Seduto a godersi il sole dell’estate avanzata c’è Rino. I suoi 79 anni li ha vissuti qui, tranne quando, durante la guerra, tutto il paese fu trasferito a Firenze. C’era il fronte, e anche il santuario venne distrutto dai bombardamenti. Da che lui si ricorda, le formiche sono sempre arrivate, a nugoli, per diversi giorni di seguito, a settembre.
“Durante la notte - racconta - quando la temperatura si abbassa si fermano, per poi ripartire la mattina. Una volta le ho viste: si erano fermate su quell’albero laggiù e a un certo punto si è alzata come una nuvola di fumo. Erano loro: il sole sulle ali e la gran moltitudine facevano sembrare che l’albero fosse avvolto di fuoco e di fumo”.

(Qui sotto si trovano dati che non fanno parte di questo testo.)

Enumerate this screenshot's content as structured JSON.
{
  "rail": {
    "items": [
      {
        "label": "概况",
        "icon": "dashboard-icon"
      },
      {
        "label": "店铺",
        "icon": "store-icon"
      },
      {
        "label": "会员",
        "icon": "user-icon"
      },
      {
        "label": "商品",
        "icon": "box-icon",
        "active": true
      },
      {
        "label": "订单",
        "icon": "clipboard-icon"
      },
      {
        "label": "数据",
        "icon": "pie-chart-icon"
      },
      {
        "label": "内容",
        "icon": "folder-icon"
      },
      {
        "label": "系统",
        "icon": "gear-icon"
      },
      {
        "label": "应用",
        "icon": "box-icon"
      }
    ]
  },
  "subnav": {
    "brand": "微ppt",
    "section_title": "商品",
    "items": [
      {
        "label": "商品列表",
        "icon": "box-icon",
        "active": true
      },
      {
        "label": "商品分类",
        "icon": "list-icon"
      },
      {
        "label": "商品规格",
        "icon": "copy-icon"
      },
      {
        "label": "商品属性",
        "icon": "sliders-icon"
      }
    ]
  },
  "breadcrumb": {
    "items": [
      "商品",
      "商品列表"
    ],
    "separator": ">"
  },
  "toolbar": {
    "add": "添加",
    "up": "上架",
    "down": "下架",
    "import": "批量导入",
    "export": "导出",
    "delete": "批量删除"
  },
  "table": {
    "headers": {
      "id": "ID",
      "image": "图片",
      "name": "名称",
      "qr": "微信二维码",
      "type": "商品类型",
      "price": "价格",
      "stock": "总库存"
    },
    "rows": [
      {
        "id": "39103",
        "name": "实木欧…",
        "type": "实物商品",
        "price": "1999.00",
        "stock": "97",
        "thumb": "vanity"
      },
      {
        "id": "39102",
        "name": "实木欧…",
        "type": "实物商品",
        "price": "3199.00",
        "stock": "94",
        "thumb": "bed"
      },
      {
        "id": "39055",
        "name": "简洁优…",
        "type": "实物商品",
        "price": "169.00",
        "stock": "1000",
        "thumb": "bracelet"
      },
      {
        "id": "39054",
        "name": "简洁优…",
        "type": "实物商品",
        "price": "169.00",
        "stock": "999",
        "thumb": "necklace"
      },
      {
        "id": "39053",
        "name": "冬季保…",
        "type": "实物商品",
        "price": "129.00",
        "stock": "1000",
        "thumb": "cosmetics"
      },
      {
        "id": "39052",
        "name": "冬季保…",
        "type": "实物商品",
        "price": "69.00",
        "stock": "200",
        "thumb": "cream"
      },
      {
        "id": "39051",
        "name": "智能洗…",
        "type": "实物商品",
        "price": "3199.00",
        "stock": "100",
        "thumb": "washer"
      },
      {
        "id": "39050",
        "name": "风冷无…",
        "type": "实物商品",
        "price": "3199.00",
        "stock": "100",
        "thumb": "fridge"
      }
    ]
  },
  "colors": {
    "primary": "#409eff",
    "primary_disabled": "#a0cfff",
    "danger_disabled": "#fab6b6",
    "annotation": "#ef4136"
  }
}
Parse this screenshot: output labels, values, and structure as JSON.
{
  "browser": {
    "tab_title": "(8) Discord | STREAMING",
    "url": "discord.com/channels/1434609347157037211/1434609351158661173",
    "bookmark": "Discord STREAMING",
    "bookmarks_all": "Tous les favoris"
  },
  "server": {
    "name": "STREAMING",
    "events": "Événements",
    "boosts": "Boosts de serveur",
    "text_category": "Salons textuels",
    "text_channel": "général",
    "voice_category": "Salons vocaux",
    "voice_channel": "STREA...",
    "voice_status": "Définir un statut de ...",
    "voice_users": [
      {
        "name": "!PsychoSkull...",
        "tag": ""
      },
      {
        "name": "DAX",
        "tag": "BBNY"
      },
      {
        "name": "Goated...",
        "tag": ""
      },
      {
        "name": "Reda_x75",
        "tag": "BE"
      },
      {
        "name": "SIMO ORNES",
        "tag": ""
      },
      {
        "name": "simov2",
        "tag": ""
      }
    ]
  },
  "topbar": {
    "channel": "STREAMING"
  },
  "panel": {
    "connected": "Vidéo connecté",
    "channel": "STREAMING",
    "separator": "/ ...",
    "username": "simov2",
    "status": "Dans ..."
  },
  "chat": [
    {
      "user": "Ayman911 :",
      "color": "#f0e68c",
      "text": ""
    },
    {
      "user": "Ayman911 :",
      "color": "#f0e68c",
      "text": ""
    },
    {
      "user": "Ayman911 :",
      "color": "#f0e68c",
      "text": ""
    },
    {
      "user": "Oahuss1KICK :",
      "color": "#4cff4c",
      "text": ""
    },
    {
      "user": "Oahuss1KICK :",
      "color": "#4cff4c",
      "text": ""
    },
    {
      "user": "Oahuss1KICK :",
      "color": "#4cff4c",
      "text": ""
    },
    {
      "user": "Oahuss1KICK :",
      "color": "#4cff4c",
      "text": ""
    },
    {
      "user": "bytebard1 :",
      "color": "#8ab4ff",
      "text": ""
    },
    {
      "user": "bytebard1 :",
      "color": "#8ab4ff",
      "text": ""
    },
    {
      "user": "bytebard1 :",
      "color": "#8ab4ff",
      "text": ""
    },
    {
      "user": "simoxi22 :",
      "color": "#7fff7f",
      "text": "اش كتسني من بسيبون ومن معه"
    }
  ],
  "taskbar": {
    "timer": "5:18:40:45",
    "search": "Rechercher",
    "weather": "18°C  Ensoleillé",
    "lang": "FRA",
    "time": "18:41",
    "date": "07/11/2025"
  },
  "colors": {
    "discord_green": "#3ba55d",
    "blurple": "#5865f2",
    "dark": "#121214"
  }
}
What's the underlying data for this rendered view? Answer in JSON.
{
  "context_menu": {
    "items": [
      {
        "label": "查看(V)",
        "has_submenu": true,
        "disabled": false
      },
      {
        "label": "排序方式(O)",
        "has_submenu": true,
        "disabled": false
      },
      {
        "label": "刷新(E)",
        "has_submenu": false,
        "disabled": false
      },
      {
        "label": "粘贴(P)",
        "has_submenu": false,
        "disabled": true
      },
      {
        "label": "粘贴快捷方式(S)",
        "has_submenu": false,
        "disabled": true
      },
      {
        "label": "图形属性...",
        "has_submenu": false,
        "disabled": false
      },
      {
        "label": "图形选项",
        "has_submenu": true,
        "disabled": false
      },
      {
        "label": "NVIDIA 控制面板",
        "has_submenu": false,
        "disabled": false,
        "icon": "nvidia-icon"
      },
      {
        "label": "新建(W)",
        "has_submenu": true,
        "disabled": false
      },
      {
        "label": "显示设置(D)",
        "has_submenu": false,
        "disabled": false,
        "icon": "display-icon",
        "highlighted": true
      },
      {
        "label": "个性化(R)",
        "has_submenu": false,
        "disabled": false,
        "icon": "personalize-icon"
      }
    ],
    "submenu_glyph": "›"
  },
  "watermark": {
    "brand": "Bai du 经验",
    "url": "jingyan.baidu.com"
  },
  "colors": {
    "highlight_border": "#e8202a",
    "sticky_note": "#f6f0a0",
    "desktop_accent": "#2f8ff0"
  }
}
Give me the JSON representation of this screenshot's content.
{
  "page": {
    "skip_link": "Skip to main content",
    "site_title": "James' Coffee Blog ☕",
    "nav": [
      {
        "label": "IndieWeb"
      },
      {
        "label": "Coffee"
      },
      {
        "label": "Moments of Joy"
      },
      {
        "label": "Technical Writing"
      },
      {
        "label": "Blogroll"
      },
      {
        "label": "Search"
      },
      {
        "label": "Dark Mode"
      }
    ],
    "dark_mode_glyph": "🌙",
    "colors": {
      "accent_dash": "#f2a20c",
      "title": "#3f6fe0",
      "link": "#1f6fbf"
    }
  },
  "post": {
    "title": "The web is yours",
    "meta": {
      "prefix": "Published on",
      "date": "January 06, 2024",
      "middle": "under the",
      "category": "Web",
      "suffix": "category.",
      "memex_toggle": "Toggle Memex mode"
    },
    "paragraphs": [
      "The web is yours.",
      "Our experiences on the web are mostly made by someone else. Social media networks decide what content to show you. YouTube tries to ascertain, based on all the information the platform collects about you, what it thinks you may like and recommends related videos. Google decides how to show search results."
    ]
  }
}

Arrivano in quantità enormi: l’anno che rifecero la chiesa, dopo la guerra, era proprio la stagione delle formiche: quando andarono per saldare le grondaie le trovarono piene. Il geometra Gaetano Marchetti, che vado a trovare nella sua villetta, ha progettato e diretto i lavori di ricostruzione del santuario, e racconta di un curioso ritrovamento, che confermerebbe l’ipotesi del monte come luogo di culti pagani.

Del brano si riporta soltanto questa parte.